Conocida y reconocida desde la década de los setenta por sus trabajos sobre papel, tanto en dibujo y grabado como en técnicas mixtas, Susy Iglicki vuelve ahora a la pintura que ya había cultivado en los años ochenta. Si bien existe un parentesco ineludible entre aquellas obras sobre papel y estas nuevas sobre tela -una misma estética del rigor, la contención y la sutileza- éste no remite meramente a una pintura realizada ocasionalmente por una dibujante-grabadora, como una especie de divertimiento sin mayores compromisos.
Al contrario, se afirma una personalidad artística reflexiva e introspectiva, que no sólo se ha apropiado de los recursos formales (dentro de la riqueza contemporánea de hibridación entre elementos pictóricos tradicionales y otros extra-pictóricos), sino que la artista está enfrentando sin retórica las sospechas que rodean a la pintura de nuestro tiempo, en una fase post-histórica y cuando su relación con lo real sigue siendo, sin embargo, un eterno e impostergable cuestionamiento, tanto del arte como de lo real.
En este sentido, el título que Susy Iglicki ha escogido para su más reciente serie: Paisajes interrumpidos, arroja luces sobre una intencionalidad que tal vez la pintura misma no entrega del todo, haciendo suyos el juego de la artista entre lo consciente y lo inconsciente, lo oculto y lo revelado.
En un primer acercamiento, no se hace presente el paisaje, pues se trata de una pintura abstracta, que recurre a un vocabulario de espíritu minimalista, o en todo caso limitado adrede y riguroso: cuadrados, triángulos y sus variantes, líneas rectas, superficies planas.
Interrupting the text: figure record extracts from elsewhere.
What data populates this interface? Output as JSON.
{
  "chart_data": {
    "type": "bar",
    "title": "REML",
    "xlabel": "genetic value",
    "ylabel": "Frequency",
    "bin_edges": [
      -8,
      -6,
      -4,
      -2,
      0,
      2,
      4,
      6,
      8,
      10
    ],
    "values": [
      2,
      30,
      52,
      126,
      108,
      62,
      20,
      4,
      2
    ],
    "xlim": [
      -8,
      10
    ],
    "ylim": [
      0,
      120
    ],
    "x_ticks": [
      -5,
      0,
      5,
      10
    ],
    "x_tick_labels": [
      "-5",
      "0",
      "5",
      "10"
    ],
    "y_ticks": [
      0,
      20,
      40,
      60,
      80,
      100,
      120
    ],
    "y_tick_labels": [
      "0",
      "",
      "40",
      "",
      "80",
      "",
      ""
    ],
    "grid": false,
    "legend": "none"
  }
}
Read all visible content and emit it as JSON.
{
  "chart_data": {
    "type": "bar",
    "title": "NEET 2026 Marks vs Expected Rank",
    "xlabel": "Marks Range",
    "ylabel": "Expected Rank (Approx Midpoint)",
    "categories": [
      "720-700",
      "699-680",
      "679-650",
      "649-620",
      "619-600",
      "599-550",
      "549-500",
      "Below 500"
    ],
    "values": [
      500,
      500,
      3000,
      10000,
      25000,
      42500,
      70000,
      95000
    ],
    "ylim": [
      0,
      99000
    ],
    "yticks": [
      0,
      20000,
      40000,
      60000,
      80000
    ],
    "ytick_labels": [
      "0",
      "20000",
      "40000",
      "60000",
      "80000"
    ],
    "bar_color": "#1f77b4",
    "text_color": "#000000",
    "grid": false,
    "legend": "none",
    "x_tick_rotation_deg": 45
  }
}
Nada que pueda sugerir siquiera un proceso de abstracción mediante el cual unos elementos naturales previos se verían sometidos a la geometrización como una búsqueda de lo esencial.
Luego se perfilan unas discretas líneas curvas, unas formas ascendentes, sugeridas y a la vez macizas, y así surge, más como símbolo que como representación directa, la montaña, ese Ávila que define al paisaje en la pintura venezolana y que a principios del siglo XX protagonizó su entrada en la modernidad, la ruptura con el pasado académico. De la misma manera aparecen flores que, más que la naturaleza en sí evocan patrones de ornamentos: flores codificadas, que ya han pasado por una metamorfosis, que pertenecen a un orden artístico.
Así es como entre lo visible (en lo real circundante) y lo pictórico se ha ido inmiscuyendo una suerte de eslabón, una “segunda naturaleza” que alude todavía a la primera al tiempo que la soslaya para dejar la representación en una zona intermedia, difusa, oculta tras la geometría. Se consumió una ruptura entre lo real y el ilusionismo, en cuya continuidad se fundamentaba la pintura clásica. Pero, en otro nivel, ahora conceptual, Susy Iglicki se sigue rigiendo sutilmente por la albertiana idea del cuadro como una ventana abierta hacia el universo, como bien lo revela la abundancia de formas ortogonales en su pintura. Este universo que, para ella, no es sólo el de las formas visibles en la naturaleza (la flor, la montaña) sino también el de las formas artísticas y, más allá, el de la racionalidad geométrica que permite reordenar los anteriores.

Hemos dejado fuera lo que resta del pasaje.